Now Matt Fury and the anti-defamation league is trying to save pepe. The idea is that positive images should be shared. The hashtag is becoming a space of negotiation around a meme.

Then they stepped back. Daniel Dennett in Breaking the Spell talks about memes as parasites that latch onto something else. To understand memes one needs to understand the circuit of power and agency. They use space as a metaphor for understanding memes. Think of pepe as a space for colonization and anti-colonization.

Toby Grant: Troubleshoot your Tech

Grant walked us through a series of steps to fixing technology. Check basics ... restart ... and then explain carefully.

Zoe Cain: Letsplay Comments

Zoe talked about looking at YouTube comments on Letsplay videos. She is interested in women letsplayers and how they get comments. She scraped a lot of comments on women letsplayers and looked for changes around gamergate. She didn't find a lot of derogatory comments. She also found chunks of comments deleted because there was self-regulation within the communities. Spam abuse clears out a lot of the worst stuff.

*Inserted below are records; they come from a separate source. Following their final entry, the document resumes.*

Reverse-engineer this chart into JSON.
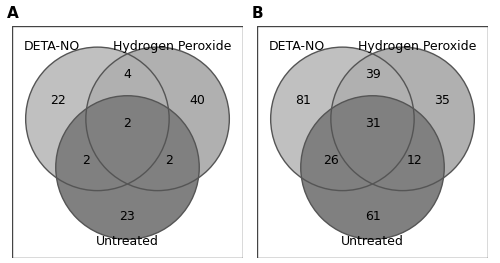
{
  "panels": [
    "A",
    "B"
  ],
  "panel_A": {
    "label": "A",
    "circle_labels": [
      "DETA-NO",
      "Hydrogen Peroxide",
      "Untreated"
    ],
    "values": {
      "deta_only": "22",
      "h2o2_only": "40",
      "untreated_only": "23",
      "deta_h2o2": "4",
      "deta_untreated": "2",
      "h2o2_untreated": "2",
      "all_three": "2"
    }
  },
  "panel_B": {
    "label": "B",
    "circle_labels": [
      "DETA-NO",
      "Hydrogen Peroxide",
      "Untreated"
    ],
    "values": {
      "deta_only": "81",
      "h2o2_only": "35",
      "untreated_only": "61",
      "deta_h2o2": "39",
      "deta_untreated": "26",
      "h2o2_untreated": "12",
      "all_three": "31"
    }
  },
  "colors": {
    "deta": "#c0c0c0",
    "h2o2": "#b0b0b0",
    "untreated": "#808080",
    "background": "#ffffff",
    "edge": "#555555"
  },
  "font_size": 9,
  "label_font_size": 9,
  "panel_label_font_size": 11
}
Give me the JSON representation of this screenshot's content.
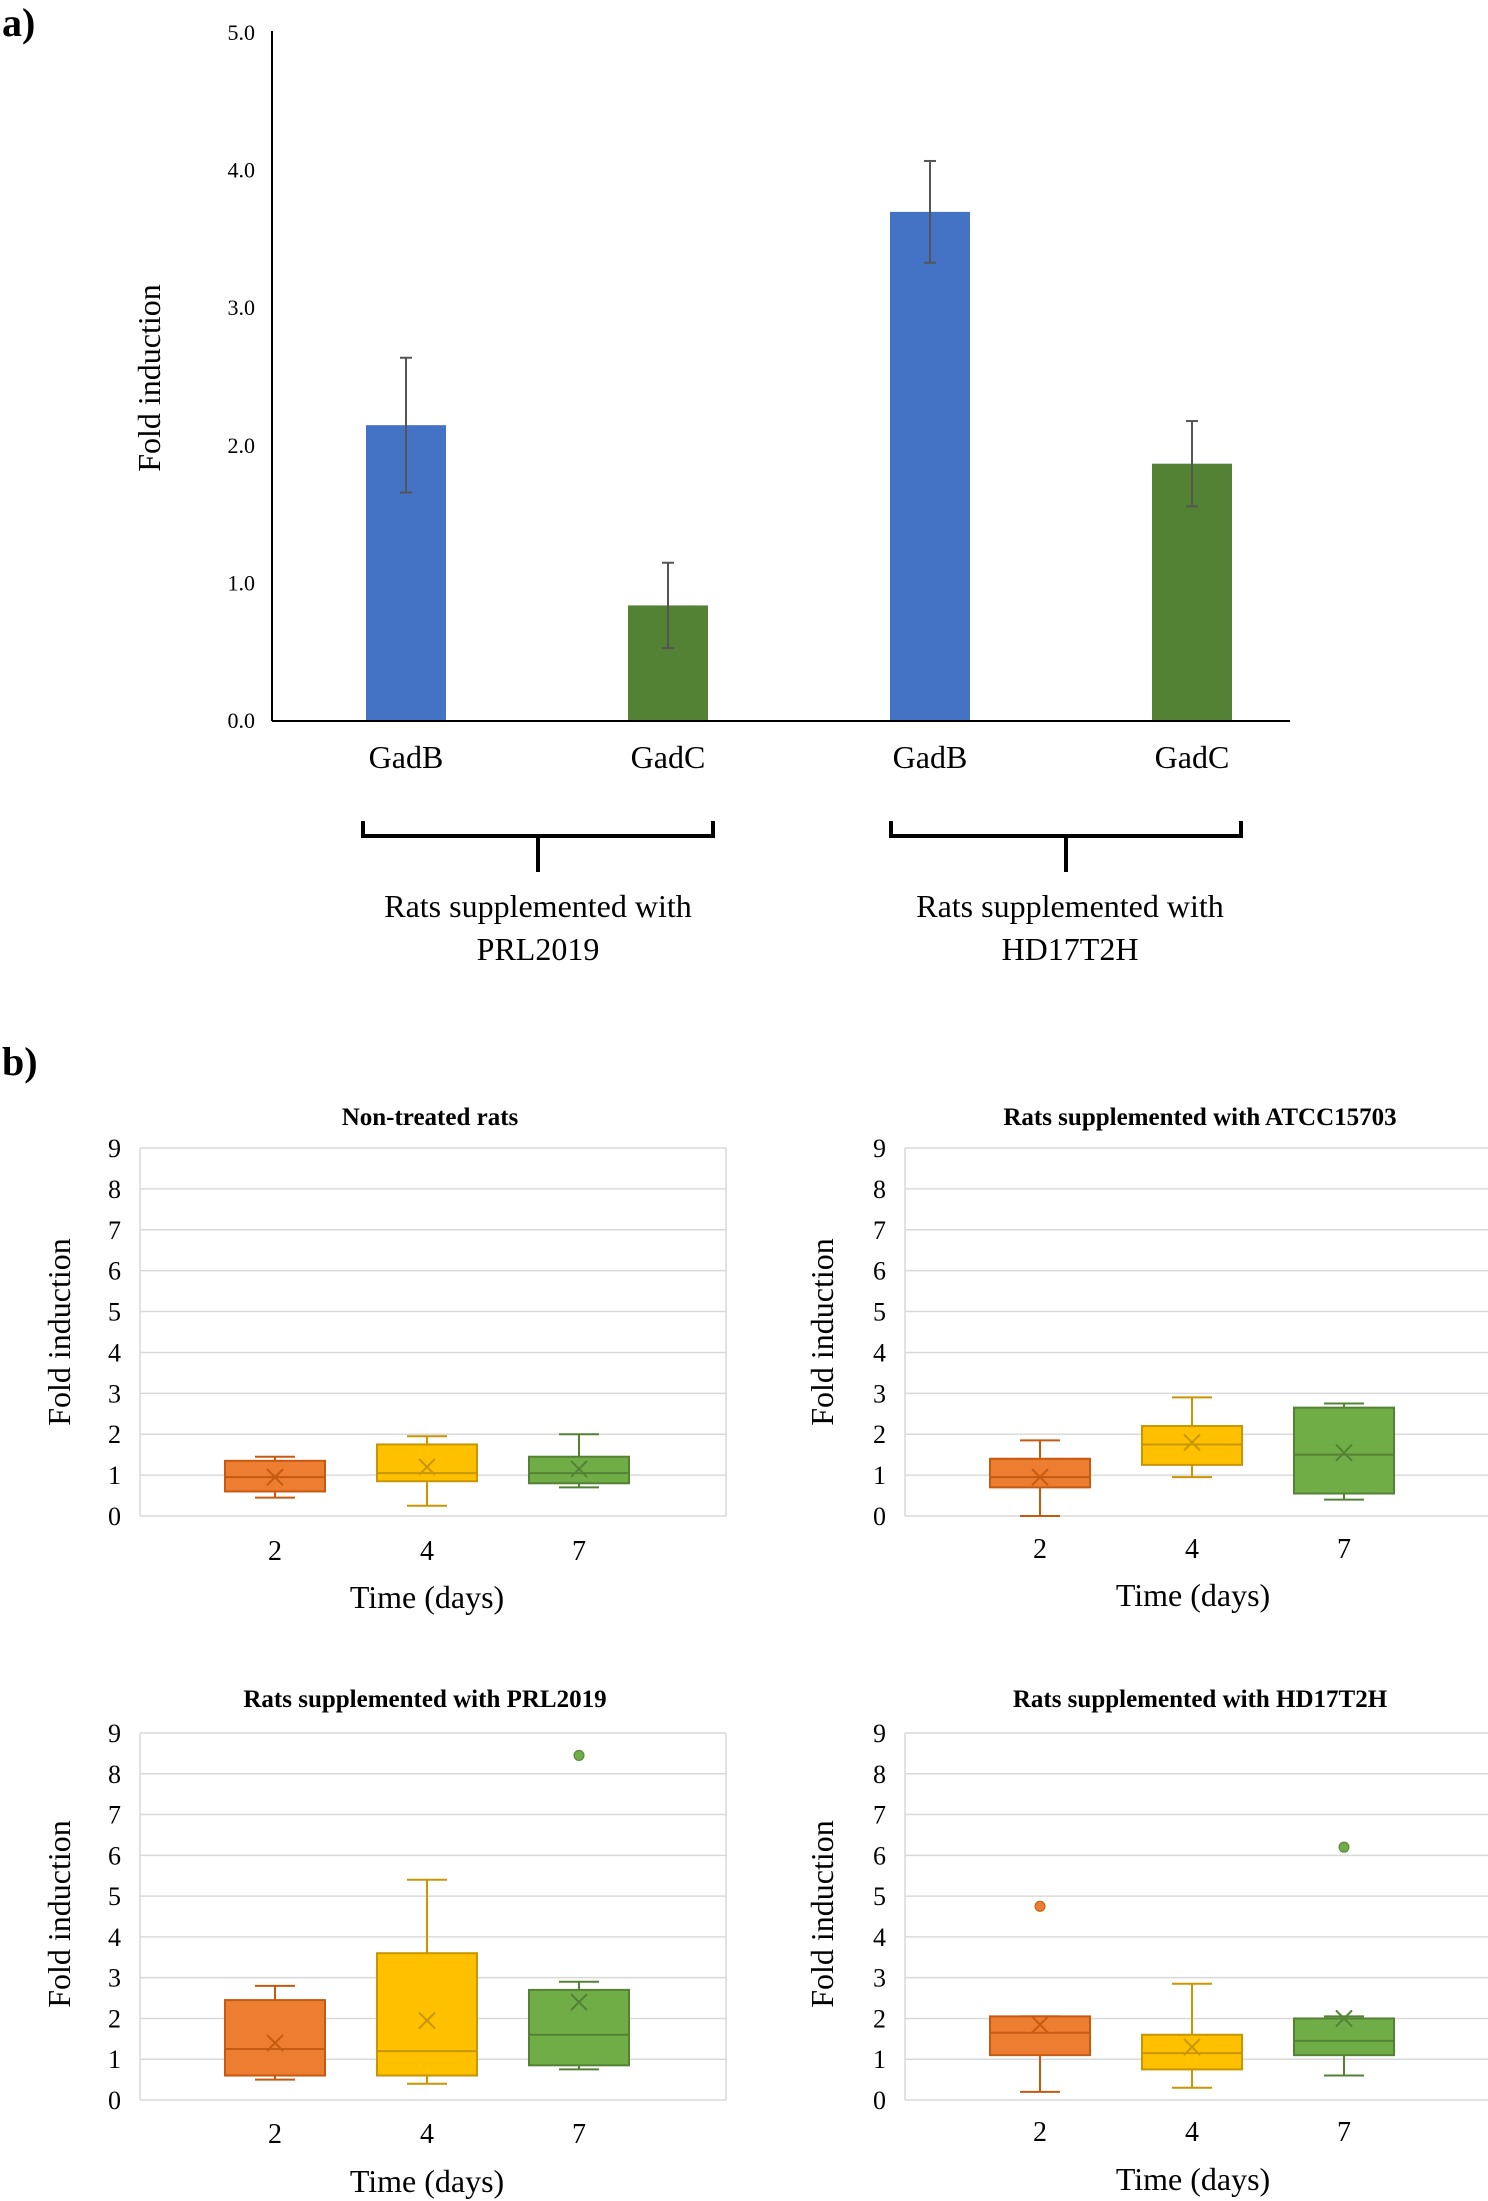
{
  "panels": {
    "a": "a)",
    "b": "b)"
  },
  "chart_data": [
    {
      "type": "bar",
      "panel": "a)",
      "title": "",
      "ylabel": "Fold induction",
      "xlabel": "",
      "ylim": [
        0,
        5
      ],
      "ytick_labels": [
        "0.0",
        "1.0",
        "2.0",
        "3.0",
        "4.0",
        "5.0"
      ],
      "categories": [
        "GadB",
        "GadC",
        "GadB",
        "GadC"
      ],
      "values": [
        2.15,
        0.84,
        3.7,
        1.87
      ],
      "error": [
        0.49,
        0.31,
        0.37,
        0.31
      ],
      "colors": [
        "#4472C4",
        "#548235",
        "#4472C4",
        "#548235"
      ],
      "groups": [
        {
          "line1": "Rats supplemented with",
          "line2": "PRL2019"
        },
        {
          "line1": "Rats supplemented with",
          "line2": "HD17T2H"
        }
      ]
    },
    {
      "type": "box",
      "title": "Non-treated rats",
      "xlabel": "Time (days)",
      "ylabel": "Fold induction",
      "ylim": [
        0,
        9
      ],
      "yticks": [
        "0",
        "1",
        "2",
        "3",
        "4",
        "5",
        "6",
        "7",
        "8",
        "9"
      ],
      "categories": [
        "2",
        "4",
        "7"
      ],
      "colors": [
        "#ED7D31",
        "#FFC000",
        "#70AD47"
      ],
      "boxes": [
        {
          "min": 0.45,
          "q1": 0.6,
          "median": 0.95,
          "q3": 1.35,
          "max": 1.45,
          "mean": 0.95,
          "outliers": []
        },
        {
          "min": 0.25,
          "q1": 0.85,
          "median": 1.05,
          "q3": 1.75,
          "max": 1.95,
          "mean": 1.2,
          "outliers": []
        },
        {
          "min": 0.7,
          "q1": 0.8,
          "median": 1.05,
          "q3": 1.45,
          "max": 2.0,
          "mean": 1.15,
          "outliers": []
        }
      ]
    },
    {
      "type": "box",
      "title": "Rats supplemented with ATCC15703",
      "xlabel": "Time (days)",
      "ylabel": "Fold induction",
      "ylim": [
        0,
        9
      ],
      "yticks": [
        "0",
        "1",
        "2",
        "3",
        "4",
        "5",
        "6",
        "7",
        "8",
        "9"
      ],
      "categories": [
        "2",
        "4",
        "7"
      ],
      "colors": [
        "#ED7D31",
        "#FFC000",
        "#70AD47"
      ],
      "boxes": [
        {
          "min": 0.0,
          "q1": 0.7,
          "median": 0.95,
          "q3": 1.4,
          "max": 1.85,
          "mean": 0.95,
          "outliers": []
        },
        {
          "min": 0.95,
          "q1": 1.25,
          "median": 1.75,
          "q3": 2.2,
          "max": 2.9,
          "mean": 1.8,
          "outliers": []
        },
        {
          "min": 0.4,
          "q1": 0.55,
          "median": 1.5,
          "q3": 2.65,
          "max": 2.75,
          "mean": 1.55,
          "outliers": []
        }
      ]
    },
    {
      "type": "box",
      "title": "Rats supplemented with PRL2019",
      "xlabel": "Time (days)",
      "ylabel": "Fold induction",
      "ylim": [
        0,
        9
      ],
      "yticks": [
        "0",
        "1",
        "2",
        "3",
        "4",
        "5",
        "6",
        "7",
        "8",
        "9"
      ],
      "categories": [
        "2",
        "4",
        "7"
      ],
      "colors": [
        "#ED7D31",
        "#FFC000",
        "#70AD47"
      ],
      "boxes": [
        {
          "min": 0.5,
          "q1": 0.6,
          "median": 1.25,
          "q3": 2.45,
          "max": 2.8,
          "mean": 1.4,
          "outliers": []
        },
        {
          "min": 0.4,
          "q1": 0.6,
          "median": 1.2,
          "q3": 3.6,
          "max": 5.4,
          "mean": 1.95,
          "outliers": []
        },
        {
          "min": 0.75,
          "q1": 0.85,
          "median": 1.6,
          "q3": 2.7,
          "max": 2.9,
          "mean": 2.4,
          "outliers": [
            8.45
          ]
        }
      ]
    },
    {
      "type": "box",
      "title": "Rats supplemented with HD17T2H",
      "xlabel": "Time (days)",
      "ylabel": "Fold induction",
      "ylim": [
        0,
        9
      ],
      "yticks": [
        "0",
        "1",
        "2",
        "3",
        "4",
        "5",
        "6",
        "7",
        "8",
        "9"
      ],
      "categories": [
        "2",
        "4",
        "7"
      ],
      "colors": [
        "#ED7D31",
        "#FFC000",
        "#70AD47"
      ],
      "boxes": [
        {
          "min": 0.2,
          "q1": 1.1,
          "median": 1.65,
          "q3": 2.05,
          "max": 2.05,
          "mean": 1.85,
          "outliers": [
            4.75
          ]
        },
        {
          "min": 0.3,
          "q1": 0.75,
          "median": 1.15,
          "q3": 1.6,
          "max": 2.85,
          "mean": 1.3,
          "outliers": []
        },
        {
          "min": 0.6,
          "q1": 1.1,
          "median": 1.45,
          "q3": 2.0,
          "max": 2.05,
          "mean": 2.0,
          "outliers": [
            6.2
          ]
        }
      ]
    }
  ]
}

Kaitlin: Authenticity in the Online World

Kaitlin is interested in authenticity in archiving. How important is authenticity in virtual world to users? What are the markers of authenticity? She gave some examples including the Walt Whitman archive. She talked about high-rez images being made available. Such technology puts pressure on others by creating expectations. She will look at how authenticity creates expectations.

Rachel Osolen: Objects of the Dead and Online Memorials

Osolen is looking at the objects of the dead and how they are represented online. The internet lets us continue a relationship with the dead in a way that wasn't available before. She talked about example sites like the September 11 Digital Archive and the Hart Island Project.

She talked about how she is drawing on discussions of mourning to see if the tasks of mourning carry over to online memorials. In mourning a relationship with the deceased can change. Objects of mourning can help.

Richard: SLIS Crowdfunding Campaign

Richard talked about raising funds for the SLIS student association. They wanted to use Useed, the University platform, but they had to drop that. They shifted to another platform, but learned about the need to organize and identify roles. They did a lot of marketing.

Some of the things they looked at when choosing platform included:

  • Usability of interface of platform
  • Fees for the platform
  • How would they get access to the funds

They settled on YouCaring. The team was going to use their networks and social media.